I am new to all this and am a bit confused about the idea of options. I understand the concept of having an option to buy shares at a specified price, but there are a few things I don't understand:
1. can someone confirm if this is right for me? when you buy an option, you pay to acquire it (eg say the listed price is 5c) then when you exercise it you pay to acquire the shares (say the exercise price is 15c) so the total you pay for the option is 20c? And in this example the 5c is paid to whoever owns the option and the 15c to the company?
2. can you buy options that are not listed on asx? I have seen some options which come up on commsec but when I search the stock on asx it says there are no options available over the stock. (eg FNT).

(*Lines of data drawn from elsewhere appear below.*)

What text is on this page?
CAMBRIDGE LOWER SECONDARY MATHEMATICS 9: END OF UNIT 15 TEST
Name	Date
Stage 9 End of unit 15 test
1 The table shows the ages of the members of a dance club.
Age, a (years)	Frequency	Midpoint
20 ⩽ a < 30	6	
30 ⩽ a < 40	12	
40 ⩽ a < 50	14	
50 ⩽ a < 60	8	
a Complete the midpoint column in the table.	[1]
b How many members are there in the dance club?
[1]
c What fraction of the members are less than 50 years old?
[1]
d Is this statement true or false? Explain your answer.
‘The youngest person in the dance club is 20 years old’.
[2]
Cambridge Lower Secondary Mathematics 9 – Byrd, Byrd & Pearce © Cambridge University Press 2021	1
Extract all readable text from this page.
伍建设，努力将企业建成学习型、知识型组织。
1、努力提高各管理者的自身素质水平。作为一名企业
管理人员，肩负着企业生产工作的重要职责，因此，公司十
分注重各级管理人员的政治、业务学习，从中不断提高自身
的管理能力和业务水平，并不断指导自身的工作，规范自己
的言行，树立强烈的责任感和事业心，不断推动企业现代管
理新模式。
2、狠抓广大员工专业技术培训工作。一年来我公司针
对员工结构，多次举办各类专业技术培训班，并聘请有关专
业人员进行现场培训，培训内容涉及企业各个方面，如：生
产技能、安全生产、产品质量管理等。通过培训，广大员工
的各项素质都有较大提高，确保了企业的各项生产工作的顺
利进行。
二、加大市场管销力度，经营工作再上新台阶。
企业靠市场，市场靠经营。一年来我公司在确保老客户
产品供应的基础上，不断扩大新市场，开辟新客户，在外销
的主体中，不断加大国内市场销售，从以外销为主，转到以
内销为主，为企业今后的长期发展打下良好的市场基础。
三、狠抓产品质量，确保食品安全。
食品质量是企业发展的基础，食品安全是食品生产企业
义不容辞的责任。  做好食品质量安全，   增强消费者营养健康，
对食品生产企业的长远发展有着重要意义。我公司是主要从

3. how do you exercise an option once you have it? through a platform like commsec or do you have to wait for a paper confirmation?
4. do you buy one option to exercise over one share?
Sorry if this is a bit basic but I'm just a bit confused!
OK, Wayne is our resident expert here, but I don't mind giving you the basics....
1). First, there are two types of options - put and call. If you are the buyer, you have the right but not the obligation to buy or sell shares a certain price. Calls profit from when the share goes up, puts when the share goes down/ For this right, you pay a premium up front and then the exercise price if you chose you. From here, we have American and European option types, with American exercisable any time prior to expiry and Euro only at expiry.
2). I think you may be confusing OTC options and other listed options. OTC (Over the Counter) options are options over the leading stocks, and normally trade in lots of 1000, so each contract represents 1000 shares of the underlying securities. Your particular example, FNT may not have option under their code if you search via the ASX site, but try FNTO - these are options that are listed by the Company themselves and don't trade on the same system that the OTC options do.
3). Depends - if, like your example, you have a Company issued option, the money will go the Company directly and most likely you will need to send it to the registry. With OTC, I have never done it before, but you would settle this with your broker.
4). Depends - OCT are normally 1 contract:1000 shares, but company issued are normally 1:1.